With Keck Funding, BU-UCI Team to Study Cell Signaling
A continent-spanning team that includes Associate Professor Ahmad (Mo) Khalil (BME) has garnered a $1 million award from the W.M. Keck Foundation for a cell signaling study that might lead to heart and pain therapies with fewer side effects.
Khalil and co-PI Chang Liu, associate professor of biomedical engineering at UC Irvine, will develop a platform to create biomolecules that enable the systematic study of biased signaling by G-protein coupled receptors (GPCRs). GPCRs are a large class of membrane proteins used by cells to convert extracellular signals into intracellular responses regulating many physiological functions in the human body, including vision, smell, neurotransmission, the endocrine system, and the immune system.

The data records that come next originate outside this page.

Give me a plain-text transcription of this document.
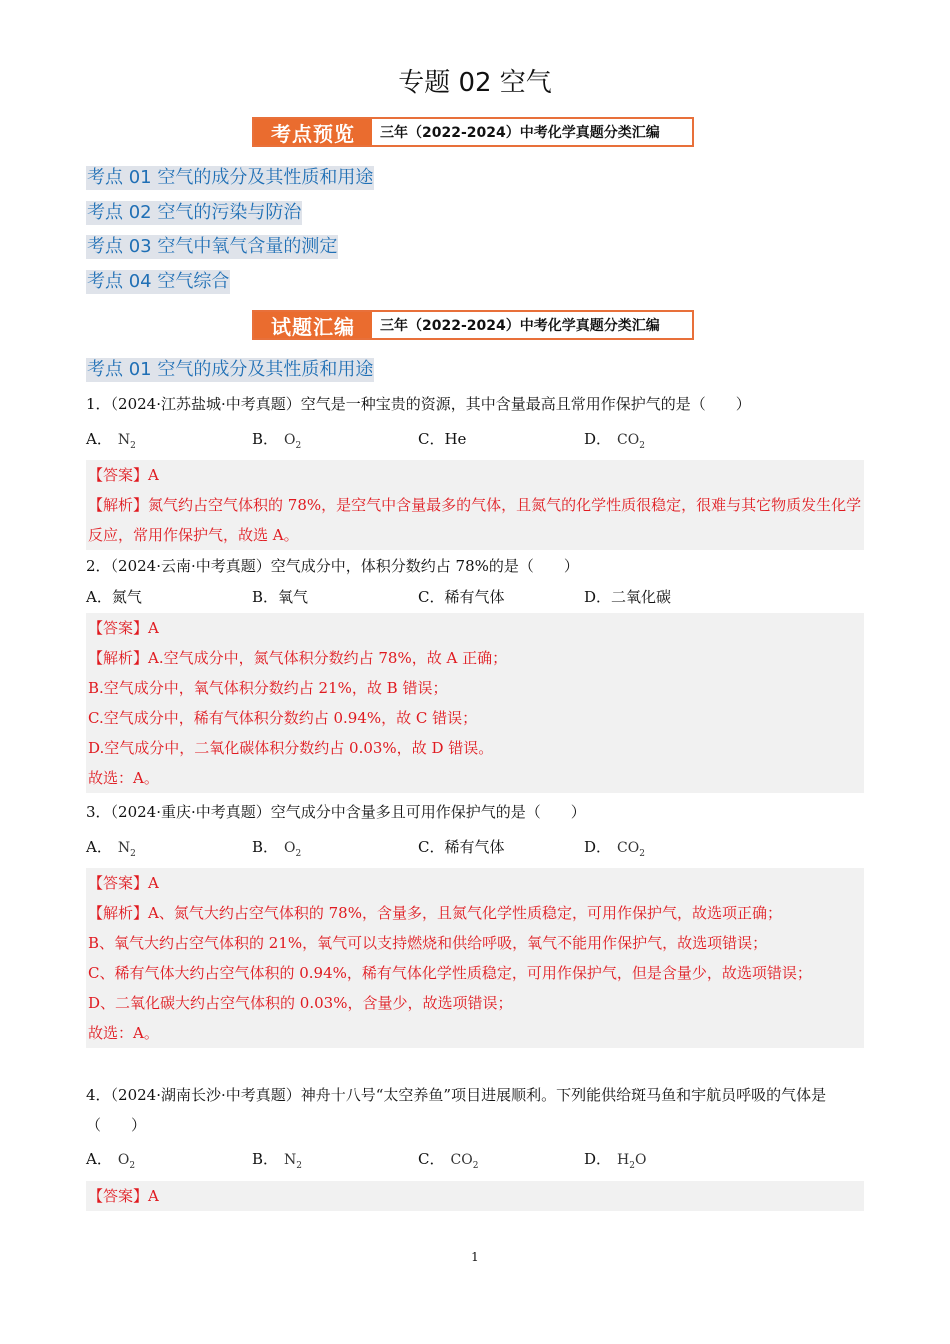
专题 02 空气
考点预览	三年（2022-2024）中考化学真题分类汇编
考点 01 空气的成分及其性质和用途
考点 02 空气的污染与防治
考点 03 空气中氧气含量的测定
考点 04 空气综合
试题汇编	三年（2022-2024）中考化学真题分类汇编
考点 01 空气的成分及其性质和用途
1．（2024·江苏盐城·中考真题）空气是一种宝贵的资源，其中含量最高且常用作保护气的是（　　）
A． $N_2$	B． $O_2$	C．He	D． $CO_2$

【答案】A

【解析】氮气约占空气体积的 78%，是空气中含量最多的气体，且氮气的化学性质很稳定，很难与其它物质发生化学反应，常用作保护气，故选 A。

2．（2024·云南·中考真题）空气成分中，体积分数约占 78%的是（　　）
A．氮气	B．氧气	C．稀有气体	D．二氧化碳

【答案】A

【解析】A.空气成分中，氮气体积分数约占 78%，故 A 正确；

B.空气成分中，氧气体积分数约占 21%，故 B 错误；

C.空气成分中，稀有气体积分数约占 0.94%，故 C 错误；

D.空气成分中，二氧化碳体积分数约占 0.03%，故 D 错误。

故选：A。

3．（2024·重庆·中考真题）空气成分中含量多且可用作保护气的是（　　）
A． $N_2$	B． $O_2$	C．稀有气体	D． $CO_2$

【答案】A

【解析】A、氮气大约占空气体积的 78%，含量多，且氮气化学性质稳定，可用作保护气，故选项正确；

B、氧气大约占空气体积的 21%，氧气可以支持燃烧和供给呼吸，氧气不能用作保护气，故选项错误；

C、稀有气体大约占空气体积的 0.94%，稀有气体化学性质稳定，可用作保护气，但是含量少，故选项错误；

D、二氧化碳大约占空气体积的 0.03%，含量少，故选项错误；

故选：A。

4．（2024·湖南长沙·中考真题）神舟十八号“太空养鱼”项目进展顺利。下列能供给斑马鱼和宇航员呼吸的气体是（　　）
A． $O_2$	B． $N_2$	C． $CO_2$	D． $H_2O$

【答案】A

1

“Deciphering how cells sense and transduce diverse extracellular signals—ranging from light to odorants, hormones, and neurotransmitters—is a fundamental problem that touches virtually every area of biology,” says Khalil. “The Keck award will allow us to pursue bold new ideas and technologies that combine my lab’s expertise in synthetic biology and cell signaling with the Liu lab’s expertise in directed evolution to help systematically test and study models of GPCR signaling, such as the notion of biased signaling. I am especially excited to launch this project with my friend and long-term collaborator, Chang Liu.”

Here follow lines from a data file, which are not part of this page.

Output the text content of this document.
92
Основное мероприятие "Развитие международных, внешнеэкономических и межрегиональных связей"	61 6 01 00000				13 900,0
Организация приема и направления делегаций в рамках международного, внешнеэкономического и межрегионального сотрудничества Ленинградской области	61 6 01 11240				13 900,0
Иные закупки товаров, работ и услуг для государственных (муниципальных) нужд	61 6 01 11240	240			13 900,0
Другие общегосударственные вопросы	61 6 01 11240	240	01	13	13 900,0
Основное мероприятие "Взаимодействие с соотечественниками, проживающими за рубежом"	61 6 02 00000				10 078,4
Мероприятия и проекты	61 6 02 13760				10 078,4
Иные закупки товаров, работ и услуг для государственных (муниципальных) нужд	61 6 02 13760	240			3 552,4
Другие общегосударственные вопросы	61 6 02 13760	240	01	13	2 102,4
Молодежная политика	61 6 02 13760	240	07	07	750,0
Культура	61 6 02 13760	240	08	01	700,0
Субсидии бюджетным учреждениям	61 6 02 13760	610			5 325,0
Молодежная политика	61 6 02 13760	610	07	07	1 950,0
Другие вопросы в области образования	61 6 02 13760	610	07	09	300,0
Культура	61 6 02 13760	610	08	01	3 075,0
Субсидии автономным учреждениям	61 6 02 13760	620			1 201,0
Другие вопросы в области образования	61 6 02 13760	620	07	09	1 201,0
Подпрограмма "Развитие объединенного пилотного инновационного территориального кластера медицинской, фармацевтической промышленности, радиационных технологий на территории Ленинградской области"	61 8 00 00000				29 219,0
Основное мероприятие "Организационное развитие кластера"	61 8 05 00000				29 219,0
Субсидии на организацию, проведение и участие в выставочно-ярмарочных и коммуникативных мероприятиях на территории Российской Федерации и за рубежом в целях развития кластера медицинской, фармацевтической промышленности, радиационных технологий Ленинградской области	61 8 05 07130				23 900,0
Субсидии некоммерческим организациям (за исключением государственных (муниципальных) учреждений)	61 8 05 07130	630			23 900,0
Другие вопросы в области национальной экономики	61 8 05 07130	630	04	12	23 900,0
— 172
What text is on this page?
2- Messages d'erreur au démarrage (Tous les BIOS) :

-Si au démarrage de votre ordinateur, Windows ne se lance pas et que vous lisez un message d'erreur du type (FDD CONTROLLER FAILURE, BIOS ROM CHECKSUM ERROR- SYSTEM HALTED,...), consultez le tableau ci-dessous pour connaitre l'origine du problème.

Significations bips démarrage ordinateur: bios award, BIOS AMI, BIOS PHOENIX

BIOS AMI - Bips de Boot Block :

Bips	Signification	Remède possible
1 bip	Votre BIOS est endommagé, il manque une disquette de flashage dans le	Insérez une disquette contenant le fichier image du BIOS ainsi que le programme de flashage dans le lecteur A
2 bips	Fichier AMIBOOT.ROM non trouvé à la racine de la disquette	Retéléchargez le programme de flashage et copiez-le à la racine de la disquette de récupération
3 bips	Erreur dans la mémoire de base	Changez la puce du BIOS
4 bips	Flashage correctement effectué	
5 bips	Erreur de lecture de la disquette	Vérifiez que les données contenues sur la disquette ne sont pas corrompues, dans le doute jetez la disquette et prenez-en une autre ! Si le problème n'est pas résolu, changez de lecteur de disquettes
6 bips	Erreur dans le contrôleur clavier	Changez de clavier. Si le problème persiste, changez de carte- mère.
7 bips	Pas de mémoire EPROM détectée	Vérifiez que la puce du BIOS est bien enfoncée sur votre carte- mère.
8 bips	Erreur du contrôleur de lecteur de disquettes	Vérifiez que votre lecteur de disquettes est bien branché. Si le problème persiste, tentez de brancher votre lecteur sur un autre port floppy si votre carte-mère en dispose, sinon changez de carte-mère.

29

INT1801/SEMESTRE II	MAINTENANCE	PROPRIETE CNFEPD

In the classical model, GPCRs act as on/off switches where a ligand acts to turn on or off all signaling from a GPCR. In recent years, however, this classical model has been expanded through the discovery of biased GPCR ligands. These are biomolecules that do not simply activate or inhibit all signaling but rather selectively modulate downstream pathways. In effect, this turns a black-and-white signaling paradigm into a “color” picture by adding another dimension to its possibilities, say Khalil and Liu.

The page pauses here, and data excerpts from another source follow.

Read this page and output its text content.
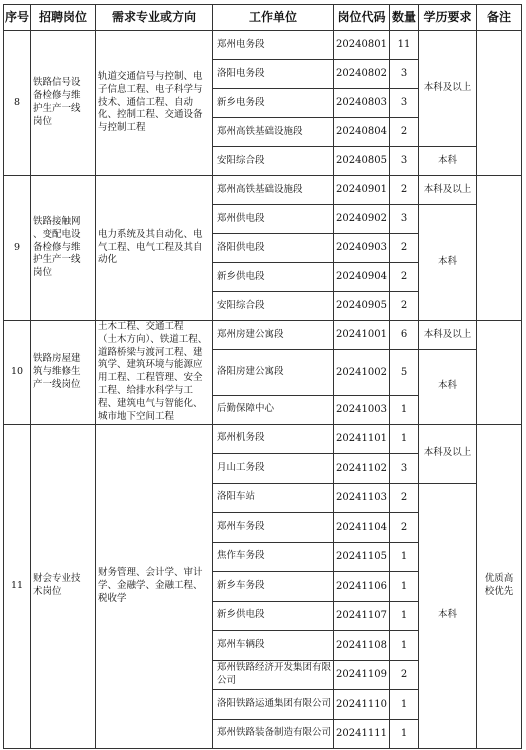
序号	招聘岗位	需求专业或方向	工作单位	岗位代码	数量	学历要求	备注
8	铁路信号设
备检修与维
护生产一线
岗位	轨道交通信号与控制、电子信息工程、电子科学与技术、通信工程、自动化、控制工程、交通设备与控制工程	郑州电务段	20240801	11	本科及以上	
			洛阳电务段	20240802	3		
			新乡电务段	20240803	3		
			郑州高铁基础设施段	20240804	2		
			安阳综合段	20240805	3	本科	
9	铁路接触网
、变配电设
备检修与维
护生产一线
岗位	电力系统及其自动化、电气工程、电气工程及其自动化	郑州高铁基础设施段	20240901	2	本科及以上	
			郑州供电段	20240902	3	本科	
			洛阳供电段	20240903	2		
			新乡供电段	20240904	2		
			安阳综合段	20240905	2		
10	铁路房屋建
筑与维修生
产一线岗位	土木工程、交通工程
（土木方向）、铁道工程、道路桥梁与渡河工程、建筑学、建筑环境与能源应用工程、工程管理、安全工程、给排水科学与工程、建筑电气与智能化、城市地下空间工程	郑州房建公寓段	20241001	6	本科及以上	
			洛阳房建公寓段	20241002	5	本科	
			后勤保障中心	20241003	1		
11	财会专业技
术岗位	财务管理、会计学、审计学、金融学、金融工程、税收学	郑州机务段	20241101	1	本科及以上	优质高
校优先
			月山工务段	20241102	3		
			洛阳车站	20241103	2	本科	
			郑州车务段	20241104	2		
			焦作车务段	20241105	1		
			新乡车务段	20241106	1		
			新乡供电段	20241107	1		
			郑州车辆段	20241108	1		
			郑州铁路经济开发集团有限公司	20241109	2		
			洛阳铁路运通集团有限公司	20241110	1		
			郑州铁路装备制造有限公司	20241111	1		
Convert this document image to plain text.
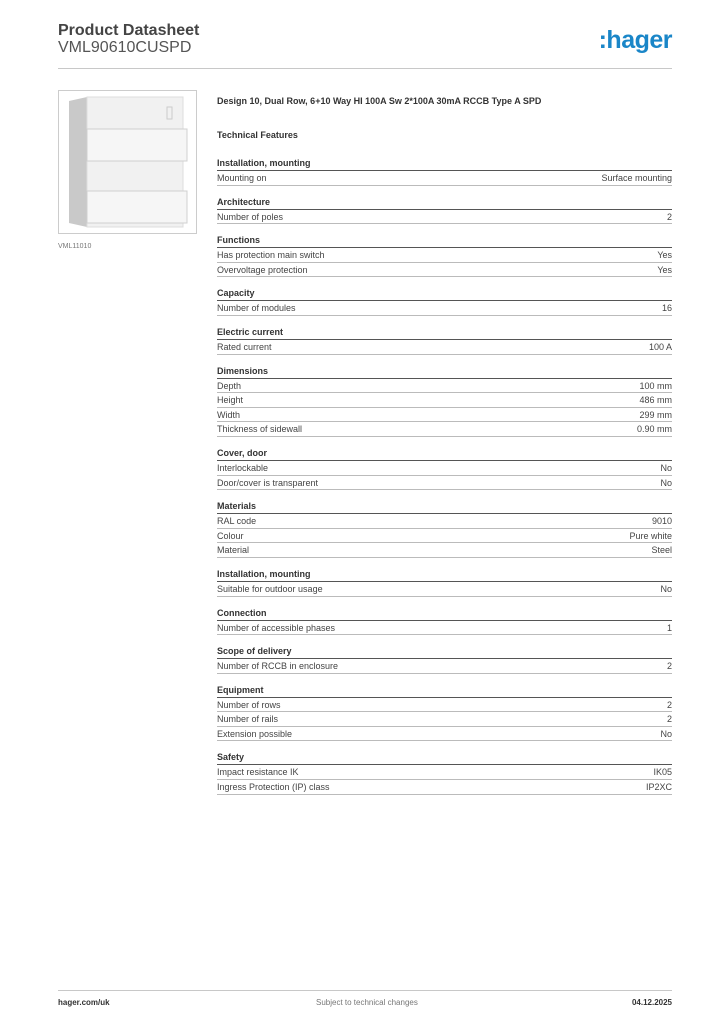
Product Datasheet
VML90610CUSPD	:hager
VML11010
Design 10, Dual Row, 6+10 Way HI 100A Sw 2*100A 30mA RCCB Type A SPD
Technical Features
Installation, mounting
Mounting on	Surface mounting
Architecture
Number of poles	2
Functions
Has protection main switch	Yes
Overvoltage protection	Yes
Capacity
Number of modules	16
Electric current
Rated current	100 A
Dimensions
Depth	100 mm
Height	486 mm
Width	299 mm
Thickness of sidewall	0.90 mm
Cover, door
Interlockable	No
Door/cover is transparent	No
Materials
RAL code	9010
Colour	Pure white
Material	Steel
Installation, mounting
Suitable for outdoor usage	No
Connection
Number of accessible phases	1
Scope of delivery
Number of RCCB in enclosure	2
Equipment
Number of rows	2
Number of rails	2
Extension possible	No
Safety
Impact resistance IK	IK05
Ingress Protection (IP) class	IP2XC
hager.com/uk	Subject to technical changes	04.12.2025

However, researchers’ ability to probe this dimension is limited by the lack of specific and potent GPCR ligands that are capable of triggering biased signaling in desired directions. Khalil and Liu will combine their work on establishing versatile reporters for GPCR signaling with their novel continuous evolution technologies to derive new ligands that induce user-defined signaling profiles for human GPCR targets.
The new ligands will be used to trap medically relevant GPCRs in distinct or previously unseen conformations, enabling structural and biochemical studies to uncover the molecular mechanisms of biased GPCR signaling and the detailed interrogation of multidimensional signaling of many other signaling systems as well.
“GPCRs control almost every aspect of human physiology and the ability to selectively activate certain GPCR signaling pathways over others is hypothesized to have major therapeutic advantages, like treating pain or heart conditions with fewer side effects,” says Liu. “Yet whether this selective activation is possible in a general manner, that is still an open question in the field. We are excited to answer that question by leveraging our continuous protein evolution approaches.”
The Keck award is Khalil’s second this summer—he also received the Schmidt Science Polymaths Award in June.
Based in Los Angeles, the W.M. Keck Foundation was established in 1954 by the late W.M. Keck, founder of the Superior Oil Company. The foundation’s grant making is focused primarily on pioneering efforts in the areas of medical research and science and engineering.